In order to evaluate this potential benefit on TC forecasts in the South West Indian Ocean, Mercator-Ocean has developed a new coupled regional model based on the Meteo-France operational atmospheric model AROME and the NEMO ocean model. Exchanges between the two models are handled by the OASIS3 coupler. AROME is initialized and forced at its lateral boundaries with ALADIN 10km-resolution 6-hourly analysis and is integrated during 96 hours at 2.5km convective-resolving resolution. NEMO is initialized and forced with global 1/4° oceanic analyses performed weekly at Mercator-Ocean and is integrated at 1/12° eddy-resolving resolution.

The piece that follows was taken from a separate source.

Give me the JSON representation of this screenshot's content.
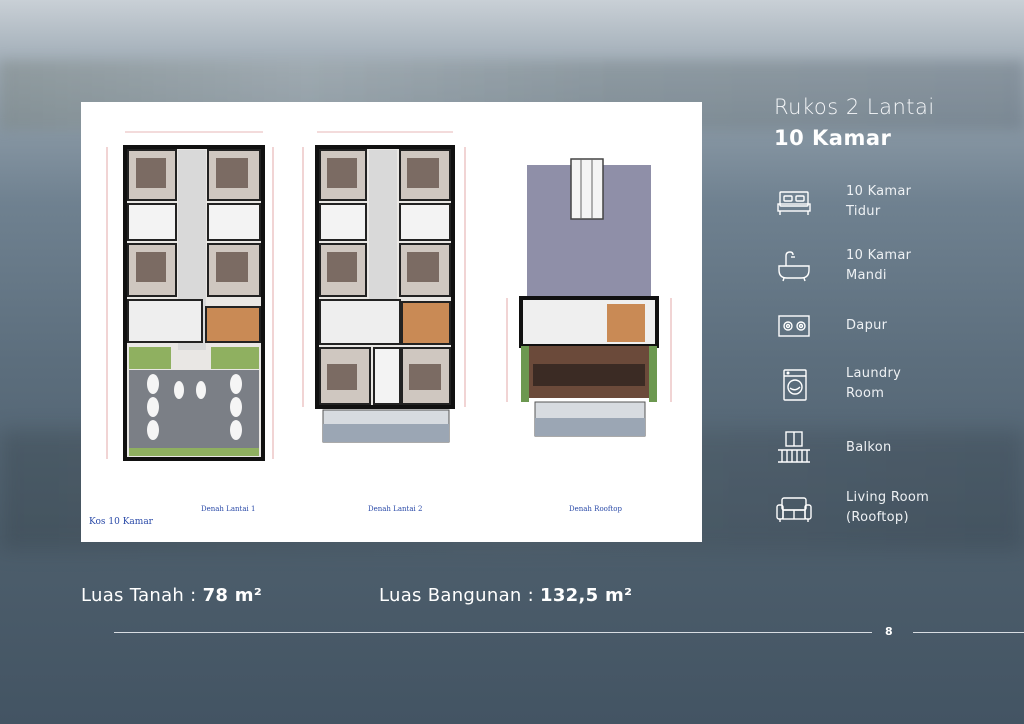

An ensemble of 25 coupled simulations and 25 atmospheric-only (forced) simulations based on 5 different TCs over the 2008-2013 seasons are then computed to explore the sensitivity of the TC hindcast to the SST. The ensemble is generated by varying the initial simulation time with a 6-hours step. A clear improvement of the SST evolution under the TCs is observed in the coupled simulations when compared to satellite data. This SST difference directly impacts turbulent latent and sensible heat fluxes spatial distribution and intensities, which lead to different intensification rates in the coupled and the forced simulations. The intensity hindcast mean error is significantly reduced in the coupled ensemble for hindcast ranges extending from 36h up to 96h. A statistical analysis confirms the robustness of this intensity hindcast improvement achieved with the coupled model.